Escritor de ficção científica brasileiro, Gerson Lodi-Ribeiro publicou várias histórias, tanto no mercado brasileiro (em antologias, revistas e romances) como no mercado internacional (na revista francesa Antarés, por exemplo). Em Portugal podemos encontrar alguns dos seus contos em antologias ou outras publicações soltas (como na antologia O Universo tem duas margens ou num suplemento especial sobre futuro do Diário de Notícias). Recentemente, o autor divulgou a publicação de alguns dos seus livros em formato Kindle. Este é um dos que peguei, curiosa pela premissa.

Quando os Humanos Foram Embora é um volume que nos leva a uma humanidade distante, que não só anda pelo espaço, como colonizou vários outros planetas e fez contacto com outras espécies alienígenas. Este volume trata, exactamente, de mais um contacto com uma nova espécie – mas neste caso, trata-se de uma espécie peculiar. A biologia destes seres não tem base de carbono e vivem no interior líquido de um planeta gelado.

A história tem início na perspectiva dos alienígenas que, ao emergirem, pela primeira vez na superfície do seu planeta, descobre uma estrutura que nitidamente não poderia ter sido construída por eles. Nesta estrutura encontram um ser bípede que lhes explica estar à espera do célebre momento. Este ser será afinal um robot, dotado de suficiente inteligência artificial para ser considerado, pelos seres humanos, uma entidade com liberdade, autonomia e direitos.

A biologia destes alienígenas será bastante diferente da dos humanos, com uma existência que prossegue ao longo de três fases, iniciando-se com uma fase larval infantil, prosseguindo para uma forma móvel (que terá sido a que prosseguiu no caminho à superfície) e finalizando (os que sobrevivem) em anciãos que se fixam num determinado local.

Esta história, mais curta do que um romance, surpreendeu pela positiva em vários aspectos. Por um lado, conseguiu explorar uma premissa de encontro entre duas espécies de origens diferentes numa nova perspectiva. Estes seres, apesar de diferentes, têm uma perspectiva muito própria que o autor consegue explicar sem debitar informação na sua forma pura. Um dos aspectos mais diferenciadores é exactamente possuir um metabolismo não associado aos hidratos de carbono, para os quais o oxigénio é tóxico, hipótese contestada pelas ciências biológicas (e com argumentos bastante lógicos que conheço bastante bem) – mas se a probabilidade de surgir vida como a conhecemos é diminuta, será que não existe uma outra forma que a ciência humana não perspectivou?
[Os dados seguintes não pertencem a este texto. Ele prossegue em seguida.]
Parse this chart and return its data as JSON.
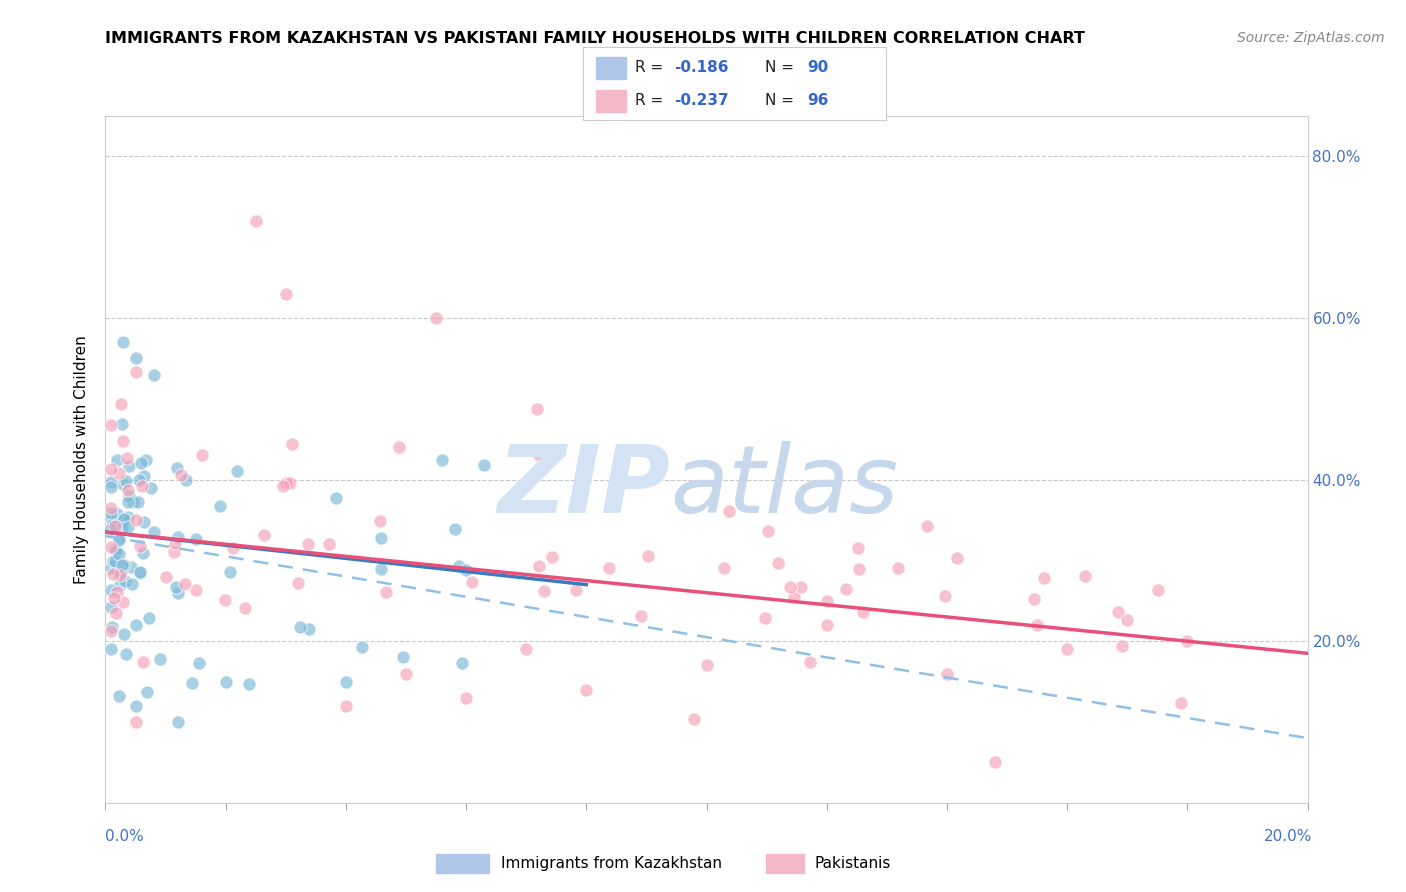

Outro dos aspectos interessantes neste encontro é a forma pacífica como as duas espécies se envolvem e progridem. Talvez uma forma demasiado utópica, por me parecer difícil que os humanos ajam, de forma coerente e unida, em apoiar a nova espécie, acompanhando e favorecendo a sua progressão, e, até, respeitando a sua forma de pensar e de encarar o Universo que os rodeia. Não é um exemplo que possamos ver na história da Humanidade.

Na realidade, a humanidade aqui descrita parece mais adulta – mais diplomática, mais madura e construtiva. O encontro com a espécie alienígena é cordial, com partilha de informação e conhecimento, recordando a forma como um adulto ensina e guia uma criança para enfrentar um novo mundo, mas simultaneamente, deixando ao seu critério as decisões associadas ao seu próprio futuro.

A história não tem muitas reviravoltas e apesar de apresentar uma outra problemática, do ponto de vista narrativo, falta-lhe um conflito mais profundo que nos faça sentir mais empatia com as personagens. Felizmente, este detalhe (que é um cliché, mas lá está, como cliché, costuma funcionar) é compensado pelo relato do encontro e a sua progressão, demonstrando formas diferentes de pensar e perspectivas associadas a uma diferente evolução.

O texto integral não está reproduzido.